MethodBest forWhat it holdsPractical for van life?
Daily planner (Caro's approach)Organised, goal-driven peopleDaily intentions, tasks, adjustmentsYes — any notebook or app
Photo and video journal (Journey app)Visual thinkers, memory keepersTime-stamped moments with location and descriptionYes — phone only
Written diaryPeople who process through languageReflections, feelings, observationsYes, but physical notebooks accumulate
Bullet journalStructured planners who also want a creative outletTasks, reflections, sit spreads, habit trackingPossible — one notebook for everything
Physical ephemera journalPeople with space to spareTickets, flowers, receipts, pressed objectsLess practical in a van
Konrad and Caro in Luxembourg

Frequently Asked Questions

  • What is the best journaling app for house sitters and digital nomads?

    Journey is the most practical for the combined van life and house sitting lifestyle. It tags entries automatically with location, date, and time, supports photos and videos, syncs across devices, and can be shared with a partner. The built-in reminder feature surfaces past entries from the same date in previous years, which produces genuine surprise at how much has accumulated. Day One is the best alternative for Apple users who prioritise a beautiful interface and end-to-end encryption.

  • Do I need to write every day for journaling to be worthwhile?

    No. Consistency matters less than honesty when you do write. A photo tagged with a short description on the days something notable happens is more useful over time than a forced daily entry written out of obligation.
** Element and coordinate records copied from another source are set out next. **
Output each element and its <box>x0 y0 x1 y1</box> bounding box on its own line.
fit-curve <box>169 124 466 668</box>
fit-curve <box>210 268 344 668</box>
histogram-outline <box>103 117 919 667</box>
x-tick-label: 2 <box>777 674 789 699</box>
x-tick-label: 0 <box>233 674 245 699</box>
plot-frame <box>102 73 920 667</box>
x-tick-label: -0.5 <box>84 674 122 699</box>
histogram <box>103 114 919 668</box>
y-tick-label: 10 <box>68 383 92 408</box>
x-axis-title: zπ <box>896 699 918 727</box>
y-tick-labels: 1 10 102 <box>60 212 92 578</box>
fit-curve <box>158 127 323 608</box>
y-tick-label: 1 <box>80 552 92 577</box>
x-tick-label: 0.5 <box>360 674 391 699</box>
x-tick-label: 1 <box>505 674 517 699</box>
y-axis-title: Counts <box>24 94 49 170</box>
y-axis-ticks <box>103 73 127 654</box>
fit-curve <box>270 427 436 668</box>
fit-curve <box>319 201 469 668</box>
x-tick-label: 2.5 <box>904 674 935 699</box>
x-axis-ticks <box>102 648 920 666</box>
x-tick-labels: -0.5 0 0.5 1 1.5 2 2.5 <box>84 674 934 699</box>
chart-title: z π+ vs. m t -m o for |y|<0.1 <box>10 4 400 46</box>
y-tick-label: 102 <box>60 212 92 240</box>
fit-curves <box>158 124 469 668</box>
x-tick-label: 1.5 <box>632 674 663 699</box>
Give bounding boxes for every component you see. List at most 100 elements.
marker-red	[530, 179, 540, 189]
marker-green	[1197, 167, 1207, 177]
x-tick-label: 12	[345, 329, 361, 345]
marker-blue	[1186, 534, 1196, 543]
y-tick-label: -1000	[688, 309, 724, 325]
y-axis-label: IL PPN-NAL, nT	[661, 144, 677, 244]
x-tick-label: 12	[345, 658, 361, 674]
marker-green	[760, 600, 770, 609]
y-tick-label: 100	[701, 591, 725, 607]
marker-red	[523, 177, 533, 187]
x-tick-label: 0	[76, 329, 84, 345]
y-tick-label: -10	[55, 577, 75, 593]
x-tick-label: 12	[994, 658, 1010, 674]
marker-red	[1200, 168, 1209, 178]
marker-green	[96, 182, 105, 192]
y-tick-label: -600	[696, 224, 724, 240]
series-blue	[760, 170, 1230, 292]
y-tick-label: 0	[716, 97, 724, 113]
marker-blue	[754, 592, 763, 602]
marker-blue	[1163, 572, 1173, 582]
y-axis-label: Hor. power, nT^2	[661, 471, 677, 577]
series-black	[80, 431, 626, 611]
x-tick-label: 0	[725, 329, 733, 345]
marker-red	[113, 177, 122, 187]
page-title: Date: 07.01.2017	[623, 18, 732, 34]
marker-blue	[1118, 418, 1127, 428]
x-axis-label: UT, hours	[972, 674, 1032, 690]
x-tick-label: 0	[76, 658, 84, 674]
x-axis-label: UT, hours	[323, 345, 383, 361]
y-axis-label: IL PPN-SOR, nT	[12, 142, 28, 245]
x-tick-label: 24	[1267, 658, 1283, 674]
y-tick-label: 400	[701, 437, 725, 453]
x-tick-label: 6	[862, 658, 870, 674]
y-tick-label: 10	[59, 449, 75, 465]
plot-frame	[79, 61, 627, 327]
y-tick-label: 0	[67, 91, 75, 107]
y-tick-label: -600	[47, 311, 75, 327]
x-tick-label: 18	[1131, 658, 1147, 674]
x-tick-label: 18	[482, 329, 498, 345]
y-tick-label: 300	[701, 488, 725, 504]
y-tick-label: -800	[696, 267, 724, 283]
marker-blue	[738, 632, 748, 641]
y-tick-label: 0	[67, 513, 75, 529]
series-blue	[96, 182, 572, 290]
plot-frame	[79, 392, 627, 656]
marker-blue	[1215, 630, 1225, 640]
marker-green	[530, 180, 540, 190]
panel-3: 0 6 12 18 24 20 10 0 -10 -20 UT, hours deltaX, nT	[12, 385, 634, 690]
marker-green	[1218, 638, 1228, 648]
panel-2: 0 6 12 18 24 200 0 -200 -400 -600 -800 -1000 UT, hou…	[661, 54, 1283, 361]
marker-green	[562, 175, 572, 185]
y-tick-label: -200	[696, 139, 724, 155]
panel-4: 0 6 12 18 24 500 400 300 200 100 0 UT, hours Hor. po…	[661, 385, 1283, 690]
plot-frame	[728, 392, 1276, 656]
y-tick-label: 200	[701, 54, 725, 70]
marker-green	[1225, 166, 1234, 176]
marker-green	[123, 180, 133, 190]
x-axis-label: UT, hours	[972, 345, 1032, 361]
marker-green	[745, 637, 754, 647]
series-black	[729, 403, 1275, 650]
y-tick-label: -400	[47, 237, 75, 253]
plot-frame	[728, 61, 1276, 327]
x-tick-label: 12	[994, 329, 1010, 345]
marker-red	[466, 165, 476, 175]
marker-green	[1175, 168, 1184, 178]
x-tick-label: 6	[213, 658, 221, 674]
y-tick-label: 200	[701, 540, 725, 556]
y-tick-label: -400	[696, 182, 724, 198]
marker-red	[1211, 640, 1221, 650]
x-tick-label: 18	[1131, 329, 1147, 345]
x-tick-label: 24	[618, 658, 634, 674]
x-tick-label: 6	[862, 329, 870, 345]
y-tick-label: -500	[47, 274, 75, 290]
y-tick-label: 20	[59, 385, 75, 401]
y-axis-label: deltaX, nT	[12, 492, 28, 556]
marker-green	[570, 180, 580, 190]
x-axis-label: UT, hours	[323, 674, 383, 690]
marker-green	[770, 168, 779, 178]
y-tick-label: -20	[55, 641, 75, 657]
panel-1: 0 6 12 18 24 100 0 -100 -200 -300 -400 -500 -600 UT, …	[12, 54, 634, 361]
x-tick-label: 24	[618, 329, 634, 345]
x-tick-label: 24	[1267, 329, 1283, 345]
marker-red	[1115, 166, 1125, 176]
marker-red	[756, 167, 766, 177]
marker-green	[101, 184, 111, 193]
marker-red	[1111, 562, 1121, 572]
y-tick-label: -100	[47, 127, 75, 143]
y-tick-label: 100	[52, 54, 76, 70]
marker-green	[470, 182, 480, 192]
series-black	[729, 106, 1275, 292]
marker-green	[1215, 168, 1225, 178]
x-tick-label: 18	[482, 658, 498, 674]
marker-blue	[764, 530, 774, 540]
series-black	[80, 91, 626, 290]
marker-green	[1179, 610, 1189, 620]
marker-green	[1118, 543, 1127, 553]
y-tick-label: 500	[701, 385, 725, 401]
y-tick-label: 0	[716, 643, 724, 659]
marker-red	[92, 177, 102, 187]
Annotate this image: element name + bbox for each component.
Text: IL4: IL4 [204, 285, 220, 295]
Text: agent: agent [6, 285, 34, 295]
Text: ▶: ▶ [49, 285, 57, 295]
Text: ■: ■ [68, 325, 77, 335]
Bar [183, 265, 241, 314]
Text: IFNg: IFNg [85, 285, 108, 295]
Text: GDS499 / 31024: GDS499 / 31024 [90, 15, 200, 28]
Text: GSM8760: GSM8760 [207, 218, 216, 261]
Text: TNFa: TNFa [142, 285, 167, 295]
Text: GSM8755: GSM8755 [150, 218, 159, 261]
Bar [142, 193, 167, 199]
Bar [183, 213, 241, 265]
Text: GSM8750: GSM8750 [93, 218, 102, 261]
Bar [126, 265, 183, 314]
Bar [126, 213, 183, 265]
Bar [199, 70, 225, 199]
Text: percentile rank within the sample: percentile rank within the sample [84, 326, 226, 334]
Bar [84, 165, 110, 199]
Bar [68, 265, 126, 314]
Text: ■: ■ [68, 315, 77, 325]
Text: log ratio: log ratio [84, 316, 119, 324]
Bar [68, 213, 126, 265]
The goal is a record you will want to look back at. That record does not have to be daily to be valuable. Caro writes every morning because it helps her work. That is a different function from memory-keeping. Both are valid. Neither requires the other.

  • What should I write about if I feel like nothing interesting is happening?

    Write one hundred goals. Start writing and keep going past the point where the easy answers run out. What comes up after goal sixty tends to be truly interesting. Things pushed aside for years, things others told you were impractical, things you forgot you wanted. The writing itself is the exercise. You do not need to act on any of it. The practice of putting things down without editing them is more useful than any specific prompt.

  • How do I keep a journal private on a house sit?

    Keep it in your bag, not on a surface in the house. For digital journals, use the app's passcode or biometric lock. If you write personally about the homeowner, the sit, or people in your life, that content should not be visible to anyone in the home. The case of a sitter whose notebook was read by a returning homeowner is a real example of an easily avoidable situation. Private writing stays private when it is treated that way from the start.